Sissieretta Jones, Carnegie Hall, 1902: "O patria mia."

Aida, buried in the darkness

of her fate. Aida, singing

in the tomb of her lover.

Her lover a notion pale as

the aria circling from her mouth.

Aida, lowered into the pit

cloaked in breath’s ocean.

Aida, a war inside her voice.

A battle of tongues sung doloroso,

the husk of shadow on air.

With the soar of her father’s

sermon for truth. With the burn

of nigger heaven. With the hum

of oceans wrapped in bone.

With the legacy of bones

wrapped in ocean. With a national

healing hogtied to song.

Let me hum it to you sweet

with vivace; let me scrape it into

our history. Let my voice turn

its scarred back on you.

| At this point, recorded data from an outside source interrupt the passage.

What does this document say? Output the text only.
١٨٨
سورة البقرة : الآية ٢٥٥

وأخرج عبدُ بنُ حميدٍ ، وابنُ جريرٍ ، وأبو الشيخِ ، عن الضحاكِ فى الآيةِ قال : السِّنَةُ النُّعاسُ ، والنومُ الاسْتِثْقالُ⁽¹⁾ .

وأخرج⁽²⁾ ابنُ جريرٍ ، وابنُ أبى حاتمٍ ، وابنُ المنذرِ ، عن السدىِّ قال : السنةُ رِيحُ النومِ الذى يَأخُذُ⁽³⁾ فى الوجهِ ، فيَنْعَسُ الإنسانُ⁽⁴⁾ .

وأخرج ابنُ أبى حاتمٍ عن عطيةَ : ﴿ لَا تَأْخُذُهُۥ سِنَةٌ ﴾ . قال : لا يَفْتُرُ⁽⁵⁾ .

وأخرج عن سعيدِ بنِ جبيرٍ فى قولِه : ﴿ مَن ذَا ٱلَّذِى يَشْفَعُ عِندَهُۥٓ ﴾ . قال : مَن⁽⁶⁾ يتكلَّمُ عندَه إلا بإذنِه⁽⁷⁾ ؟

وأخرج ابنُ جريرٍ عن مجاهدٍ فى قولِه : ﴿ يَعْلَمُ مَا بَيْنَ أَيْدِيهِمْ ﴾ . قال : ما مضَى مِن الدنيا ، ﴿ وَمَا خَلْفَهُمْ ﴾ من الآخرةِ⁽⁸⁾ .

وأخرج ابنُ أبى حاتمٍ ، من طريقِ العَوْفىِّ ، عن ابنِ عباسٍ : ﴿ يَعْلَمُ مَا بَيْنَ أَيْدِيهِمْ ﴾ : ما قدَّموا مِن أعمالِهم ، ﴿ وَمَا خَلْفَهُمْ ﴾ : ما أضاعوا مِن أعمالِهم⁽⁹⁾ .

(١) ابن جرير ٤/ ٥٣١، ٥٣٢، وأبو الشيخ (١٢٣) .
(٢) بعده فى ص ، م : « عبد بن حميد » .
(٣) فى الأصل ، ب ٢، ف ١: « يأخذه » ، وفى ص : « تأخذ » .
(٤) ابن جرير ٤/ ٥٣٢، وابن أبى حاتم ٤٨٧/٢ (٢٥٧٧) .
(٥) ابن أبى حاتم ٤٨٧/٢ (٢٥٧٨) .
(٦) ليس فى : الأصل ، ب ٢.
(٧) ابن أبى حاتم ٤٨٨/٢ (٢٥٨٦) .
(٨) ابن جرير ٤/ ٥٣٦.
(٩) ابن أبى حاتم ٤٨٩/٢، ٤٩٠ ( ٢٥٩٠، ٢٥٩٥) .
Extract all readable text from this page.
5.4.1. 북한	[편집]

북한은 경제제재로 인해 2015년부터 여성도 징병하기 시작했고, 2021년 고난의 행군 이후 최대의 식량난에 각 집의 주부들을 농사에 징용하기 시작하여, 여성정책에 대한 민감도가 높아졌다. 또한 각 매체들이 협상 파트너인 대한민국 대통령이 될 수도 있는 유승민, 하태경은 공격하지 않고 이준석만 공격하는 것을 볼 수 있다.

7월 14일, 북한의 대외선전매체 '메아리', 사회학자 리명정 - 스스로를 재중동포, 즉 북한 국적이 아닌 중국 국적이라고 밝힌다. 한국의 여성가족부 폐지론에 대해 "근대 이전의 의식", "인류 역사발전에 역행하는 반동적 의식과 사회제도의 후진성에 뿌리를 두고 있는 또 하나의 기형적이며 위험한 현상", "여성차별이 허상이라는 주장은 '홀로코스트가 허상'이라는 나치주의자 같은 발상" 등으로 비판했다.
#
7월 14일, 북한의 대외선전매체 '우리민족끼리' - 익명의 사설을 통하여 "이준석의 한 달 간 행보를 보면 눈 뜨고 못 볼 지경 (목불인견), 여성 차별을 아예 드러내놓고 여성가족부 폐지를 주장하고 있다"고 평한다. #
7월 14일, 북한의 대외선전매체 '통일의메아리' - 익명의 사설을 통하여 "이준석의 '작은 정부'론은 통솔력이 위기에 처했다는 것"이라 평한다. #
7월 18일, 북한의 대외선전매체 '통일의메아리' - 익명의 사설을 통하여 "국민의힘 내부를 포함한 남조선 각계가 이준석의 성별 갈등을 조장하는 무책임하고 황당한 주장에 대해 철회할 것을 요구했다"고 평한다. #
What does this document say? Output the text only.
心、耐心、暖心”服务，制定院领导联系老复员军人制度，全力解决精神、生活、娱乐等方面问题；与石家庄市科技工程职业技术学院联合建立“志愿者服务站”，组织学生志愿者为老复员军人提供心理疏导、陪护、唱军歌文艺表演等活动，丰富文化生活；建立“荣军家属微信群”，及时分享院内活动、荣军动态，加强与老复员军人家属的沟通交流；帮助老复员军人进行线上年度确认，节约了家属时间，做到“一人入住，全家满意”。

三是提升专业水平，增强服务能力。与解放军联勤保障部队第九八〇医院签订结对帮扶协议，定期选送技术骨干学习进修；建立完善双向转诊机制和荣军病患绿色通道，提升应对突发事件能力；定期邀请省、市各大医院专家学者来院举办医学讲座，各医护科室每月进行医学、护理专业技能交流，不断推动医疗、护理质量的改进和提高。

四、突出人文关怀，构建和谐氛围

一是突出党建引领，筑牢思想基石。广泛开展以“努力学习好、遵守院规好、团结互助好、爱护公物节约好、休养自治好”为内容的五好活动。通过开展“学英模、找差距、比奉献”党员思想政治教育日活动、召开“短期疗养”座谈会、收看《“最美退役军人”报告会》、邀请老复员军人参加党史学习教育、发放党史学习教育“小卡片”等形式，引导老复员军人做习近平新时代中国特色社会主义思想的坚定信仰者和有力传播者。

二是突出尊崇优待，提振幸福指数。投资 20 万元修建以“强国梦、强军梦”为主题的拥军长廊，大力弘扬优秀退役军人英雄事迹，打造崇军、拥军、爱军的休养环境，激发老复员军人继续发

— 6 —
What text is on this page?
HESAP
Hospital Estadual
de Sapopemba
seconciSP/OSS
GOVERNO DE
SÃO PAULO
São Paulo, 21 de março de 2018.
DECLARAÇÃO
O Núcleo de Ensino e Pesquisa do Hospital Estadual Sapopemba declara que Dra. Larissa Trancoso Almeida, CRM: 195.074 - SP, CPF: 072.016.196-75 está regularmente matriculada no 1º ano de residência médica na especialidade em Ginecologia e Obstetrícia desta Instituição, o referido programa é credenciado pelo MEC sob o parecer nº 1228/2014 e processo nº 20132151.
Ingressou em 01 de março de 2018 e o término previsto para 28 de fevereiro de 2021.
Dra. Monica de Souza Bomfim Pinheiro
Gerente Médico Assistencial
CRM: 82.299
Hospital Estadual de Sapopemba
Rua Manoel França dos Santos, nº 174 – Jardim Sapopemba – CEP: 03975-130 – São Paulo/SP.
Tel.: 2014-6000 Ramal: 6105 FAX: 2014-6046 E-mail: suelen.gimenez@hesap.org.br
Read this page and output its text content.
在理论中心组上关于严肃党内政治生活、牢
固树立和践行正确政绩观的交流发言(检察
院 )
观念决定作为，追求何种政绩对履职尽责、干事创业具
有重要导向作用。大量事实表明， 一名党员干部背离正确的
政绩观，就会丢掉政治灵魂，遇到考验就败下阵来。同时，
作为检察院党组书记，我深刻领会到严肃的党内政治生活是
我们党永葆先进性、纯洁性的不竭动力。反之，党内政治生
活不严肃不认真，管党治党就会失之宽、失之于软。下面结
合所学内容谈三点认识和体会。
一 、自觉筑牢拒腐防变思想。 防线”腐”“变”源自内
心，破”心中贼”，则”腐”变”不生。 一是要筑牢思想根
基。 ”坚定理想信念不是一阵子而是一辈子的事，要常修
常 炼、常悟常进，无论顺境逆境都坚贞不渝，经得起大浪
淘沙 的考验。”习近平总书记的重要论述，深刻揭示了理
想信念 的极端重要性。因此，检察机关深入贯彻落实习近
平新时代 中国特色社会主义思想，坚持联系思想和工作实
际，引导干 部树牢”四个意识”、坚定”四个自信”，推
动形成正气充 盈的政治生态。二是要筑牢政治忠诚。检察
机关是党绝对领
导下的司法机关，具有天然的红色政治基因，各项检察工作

Let my skin

disappear to cover you whole.

Let my molten song be

your blessing of ash.

Let the ash cover all

our faces. Let ash be

the secret that masters

itself. Let the curtain rise

upon the hidden face.

Let the spotlight burn

to purify need. Nail down

the lockbox of spirituals

inside my throat. Bury

them with opera’s echo

of grandeur. Resurrect the holy

grind of tremolo and tradition.

Let the key be infinite.

Let the coon song scatter.

Let each mouth be envy.

Let bloodlines be muddied.

I stand solo in this country

of concert. I am multitudes

of broken chains. I am Aida

with war on her lips.

I am Aida against drowning

in all that summons her alive.

I bear the crescendo

of ocean inside me.I carry its bones inside

my attack. I am a wave

reaching beyond this shore.

Let this belting be our

unbinding. Let o bring

the sound of all our wanting.

Let patria speak the names

of all my fathers.

Let the curtain rise

to show the face that is

known. Let the country

be mine. Let the country

be mine. Let this country

be mine.

Sissieretta Jones (1868-1933) was the first African American soprano to sing at Carnegie Hall.